OSによるリソースの仮想化
出典: フリー百科事典『ウィキペディア(Wikipedia)』 (2022/01/02 19:04 UTC 版)
「仮想機械」の記事における「OSによるリソースの仮想化」の解説
OSの機能による各種リソースの仮想化には、仮想記憶やマルチタスク、マルチユーザー、タイムシェアリングなどがある。 主記憶装置の仮想化である仮想記憶は、商用では1961年のバロース B5000で登場し、1970年のIBM System/370で広く普及した。 マルチタスク(アプリケーションによるマルチプログラミングではなく、OSの機能によるマルチタスク)は商用では、OS/360のバリエーションのひとつであるMVTと、後継のMVSで登場し、広く普及した。入出力待ちなどにCPUが他の処理を行えるため、処理の応答時間短縮と全体のスループット向上がもたらされた。 なお、メインフレームにおけるこれらの「マルチタスク」は、単に複数のプログラムが同時に動かせるというだけではなく、複数の独立したアドレス空間(リージョン)を作成し、ハードウェアの機能も使用して完全に分離し、同時稼働するプログラム同士は直接見えない(バグや悪意あるプログラムでも相互に干渉できない)ものである。この点では、後の各種UNIXやWindowsなどの「マルチタスク」と比較すると、「仮想機械」に近いレベルのもので、可用性やセキュリティも向上した。同様の仕組みは2009年現在、MVSの後継のz/OSの他、IBM z/VSE、富士通 MSP/XSP、日立製作所 VOS3 などでも採用している。 タイムシェアリング(時分割多重)による並列処理(マルチユーザー)は、アプリケーションプログラムやユーザーに、複数のコンピュータを同時使用するイメージをもたらし、オンライン・リアルタイム処理の普及をもたらした。

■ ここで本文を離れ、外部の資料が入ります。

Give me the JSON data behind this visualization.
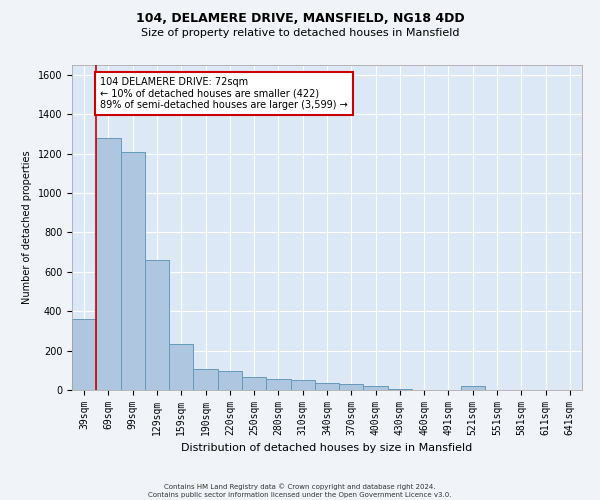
{
  "title1": "104, DELAMERE DRIVE, MANSFIELD, NG18 4DD",
  "title2": "Size of property relative to detached houses in Mansfield",
  "xlabel": "Distribution of detached houses by size in Mansfield",
  "ylabel": "Number of detached properties",
  "footer": "Contains HM Land Registry data © Crown copyright and database right 2024.\nContains public sector information licensed under the Open Government Licence v3.0.",
  "bar_labels": [
    "39sqm",
    "69sqm",
    "99sqm",
    "129sqm",
    "159sqm",
    "190sqm",
    "220sqm",
    "250sqm",
    "280sqm",
    "310sqm",
    "340sqm",
    "370sqm",
    "400sqm",
    "430sqm",
    "460sqm",
    "491sqm",
    "521sqm",
    "551sqm",
    "581sqm",
    "611sqm",
    "641sqm"
  ],
  "bar_values": [
    360,
    1280,
    1210,
    660,
    235,
    108,
    97,
    65,
    58,
    50,
    35,
    30,
    20,
    5,
    0,
    0,
    18,
    0,
    0,
    0,
    0
  ],
  "bar_color": "#aec6e0",
  "bar_edge_color": "#6699bb",
  "background_color": "#dce8f5",
  "grid_color": "#ffffff",
  "ylim": [
    0,
    1650
  ],
  "yticks": [
    0,
    200,
    400,
    600,
    800,
    1000,
    1200,
    1400,
    1600
  ],
  "red_line_x": 0.5,
  "annotation_text": "104 DELAMERE DRIVE: 72sqm\n← 10% of detached houses are smaller (422)\n89% of semi-detached houses are larger (3,599) →",
  "annotation_box_color": "#ffffff",
  "annotation_box_edge": "#cc0000",
  "annotation_text_color": "#000000",
  "title1_fontsize": 9,
  "title2_fontsize": 8,
  "xlabel_fontsize": 8,
  "ylabel_fontsize": 7,
  "tick_fontsize": 7,
  "footer_fontsize": 5,
  "annotation_fontsize": 7
}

なお、マルチタスクとタイムシェアリングは別の技術であるが、現在では組み合わせて使用されている。(上記のMVSなどでは、マルチタスク環境の一部で、タイムシェアリング環境を稼働させ、それによりマルチユーザーを実現している。またマルチタスク自体も、初期には入出力待ちによる割り込みが基本であったが、現在ではタイムシェリングによる割り込みを併用している。)